On Wed, Dec 5, 2012 at 12:42 PM, Gabriel Redner <gredner@gmail.com> wrote:
I have recently run up against a limitation of the serialization library in terms of specializing the 'version' trait. Fortunately, I believe the issue has a simple workaround which I don't believe will break existing code.
In general, one can change the version of a serialized class by specializing the 'version' template class: ============================== template <typename T> struct version { BOOST_STATIC_CONSTANT(unsigned int, value = 0); }; ... template <> struct version<MyType> { BOOST_STATIC_CONSTANT(unsigned int, value = 1); }; ==============================
However, this approach does not work if 'MyType' is of the form (see [1]): ============================== template <typename T> struct Foo { struct MyType { int data1; }; };
template <typename T> struct version<Foo<T>::MyType> // ERROR { BOOST_STATIC_CONSTANT(unsigned int, value = 1); }; ============================== It's not possible for the compiler to deduce the enclosing type, so this doesn't work.

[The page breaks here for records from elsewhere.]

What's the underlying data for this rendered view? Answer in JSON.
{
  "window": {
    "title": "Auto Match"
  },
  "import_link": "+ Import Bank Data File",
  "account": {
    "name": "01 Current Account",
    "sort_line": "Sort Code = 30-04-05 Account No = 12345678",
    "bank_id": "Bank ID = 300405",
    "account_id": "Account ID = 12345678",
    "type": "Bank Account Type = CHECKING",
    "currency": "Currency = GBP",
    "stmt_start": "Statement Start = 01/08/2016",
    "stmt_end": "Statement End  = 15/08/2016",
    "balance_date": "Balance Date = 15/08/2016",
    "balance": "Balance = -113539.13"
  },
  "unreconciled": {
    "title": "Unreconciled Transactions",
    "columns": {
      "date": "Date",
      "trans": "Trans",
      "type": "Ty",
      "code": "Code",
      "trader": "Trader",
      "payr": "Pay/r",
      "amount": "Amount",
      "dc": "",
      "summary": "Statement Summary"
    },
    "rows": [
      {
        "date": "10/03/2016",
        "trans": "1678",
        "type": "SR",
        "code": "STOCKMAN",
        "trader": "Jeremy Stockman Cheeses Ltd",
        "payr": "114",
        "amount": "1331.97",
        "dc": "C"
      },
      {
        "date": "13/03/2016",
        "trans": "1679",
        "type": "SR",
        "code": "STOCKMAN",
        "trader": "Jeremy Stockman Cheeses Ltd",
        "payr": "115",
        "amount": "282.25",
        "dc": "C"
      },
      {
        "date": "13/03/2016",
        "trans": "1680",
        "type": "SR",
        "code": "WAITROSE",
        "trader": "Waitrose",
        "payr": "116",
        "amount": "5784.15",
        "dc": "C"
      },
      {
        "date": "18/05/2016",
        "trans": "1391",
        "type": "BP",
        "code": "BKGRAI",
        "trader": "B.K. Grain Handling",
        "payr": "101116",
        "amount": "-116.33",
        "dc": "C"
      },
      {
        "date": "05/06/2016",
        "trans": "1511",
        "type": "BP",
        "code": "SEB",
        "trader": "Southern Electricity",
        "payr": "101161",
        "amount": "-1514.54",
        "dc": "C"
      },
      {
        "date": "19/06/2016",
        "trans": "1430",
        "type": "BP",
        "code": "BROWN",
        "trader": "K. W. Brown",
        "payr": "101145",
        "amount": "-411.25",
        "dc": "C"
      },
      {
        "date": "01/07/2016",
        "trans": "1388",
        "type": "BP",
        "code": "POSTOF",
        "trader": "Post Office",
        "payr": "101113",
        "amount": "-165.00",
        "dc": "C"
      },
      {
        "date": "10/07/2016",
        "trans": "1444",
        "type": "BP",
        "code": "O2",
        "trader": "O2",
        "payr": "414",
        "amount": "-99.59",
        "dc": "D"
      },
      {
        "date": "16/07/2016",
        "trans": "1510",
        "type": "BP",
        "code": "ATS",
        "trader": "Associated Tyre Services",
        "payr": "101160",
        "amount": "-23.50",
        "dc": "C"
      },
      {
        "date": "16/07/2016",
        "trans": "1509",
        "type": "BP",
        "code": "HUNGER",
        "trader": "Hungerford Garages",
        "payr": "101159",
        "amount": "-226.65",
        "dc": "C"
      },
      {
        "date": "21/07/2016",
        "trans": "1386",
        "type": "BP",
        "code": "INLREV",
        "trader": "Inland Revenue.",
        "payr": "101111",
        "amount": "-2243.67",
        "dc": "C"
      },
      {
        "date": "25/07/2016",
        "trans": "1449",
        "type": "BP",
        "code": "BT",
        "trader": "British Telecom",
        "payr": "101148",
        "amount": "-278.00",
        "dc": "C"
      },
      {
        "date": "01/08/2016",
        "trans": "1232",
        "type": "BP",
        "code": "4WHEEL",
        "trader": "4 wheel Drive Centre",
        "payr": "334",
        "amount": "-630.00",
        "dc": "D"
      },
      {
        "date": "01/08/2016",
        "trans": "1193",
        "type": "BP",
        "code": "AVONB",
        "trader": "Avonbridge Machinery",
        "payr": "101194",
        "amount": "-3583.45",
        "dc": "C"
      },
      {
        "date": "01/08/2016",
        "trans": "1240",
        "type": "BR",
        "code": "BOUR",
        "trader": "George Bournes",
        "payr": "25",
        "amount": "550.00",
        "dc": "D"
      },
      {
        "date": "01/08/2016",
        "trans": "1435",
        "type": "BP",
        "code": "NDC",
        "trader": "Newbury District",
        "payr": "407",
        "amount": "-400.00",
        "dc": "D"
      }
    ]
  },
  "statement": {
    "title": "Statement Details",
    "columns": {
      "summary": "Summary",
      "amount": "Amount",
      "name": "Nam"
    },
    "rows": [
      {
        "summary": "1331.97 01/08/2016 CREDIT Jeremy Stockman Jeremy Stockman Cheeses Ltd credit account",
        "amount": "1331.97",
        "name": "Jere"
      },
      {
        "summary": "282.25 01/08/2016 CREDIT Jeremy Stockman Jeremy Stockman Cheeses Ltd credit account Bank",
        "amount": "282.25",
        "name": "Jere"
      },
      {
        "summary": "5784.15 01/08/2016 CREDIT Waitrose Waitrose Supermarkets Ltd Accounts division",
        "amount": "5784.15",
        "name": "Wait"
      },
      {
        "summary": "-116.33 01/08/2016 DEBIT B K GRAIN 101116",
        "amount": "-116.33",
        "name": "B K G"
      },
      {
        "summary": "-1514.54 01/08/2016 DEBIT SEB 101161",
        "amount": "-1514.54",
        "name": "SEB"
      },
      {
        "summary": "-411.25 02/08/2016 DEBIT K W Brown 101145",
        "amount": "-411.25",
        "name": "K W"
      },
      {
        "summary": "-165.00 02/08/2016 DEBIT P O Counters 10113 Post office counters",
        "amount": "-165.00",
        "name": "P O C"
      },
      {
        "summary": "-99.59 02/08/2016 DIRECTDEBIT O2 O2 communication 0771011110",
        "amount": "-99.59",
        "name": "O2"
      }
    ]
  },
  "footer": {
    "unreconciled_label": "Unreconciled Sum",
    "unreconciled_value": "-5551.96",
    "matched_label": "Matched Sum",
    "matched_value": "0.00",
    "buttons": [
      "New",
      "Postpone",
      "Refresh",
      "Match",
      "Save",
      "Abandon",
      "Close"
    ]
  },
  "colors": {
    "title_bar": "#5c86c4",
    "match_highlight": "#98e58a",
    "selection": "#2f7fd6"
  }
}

However, if MyType can be identified by a metafunction, then I can use enable_if to select the specialization of 'version' that I want. However, this requires support from 'version' itself: ============================== template <typename T, typename Enable = void> // NOTE new template parameter struct version { BOOST_STATIC_CONSTANT(unsigned int, value = 0); }; ... template <typaneme T> struct version<MyType, typename boost::enable_if<is_mytype<T> >::type> { BOOST_STATIC_CONSTANT(unsigned int, value = 1); }; ==============================
So, my proposal is simply to add this extra template parameter to 'version'. I do not believe other uses of 'version' will be affected, but it would not surprise me if I've overlooked something. Presumably the same modification could be made to implementation_level etc.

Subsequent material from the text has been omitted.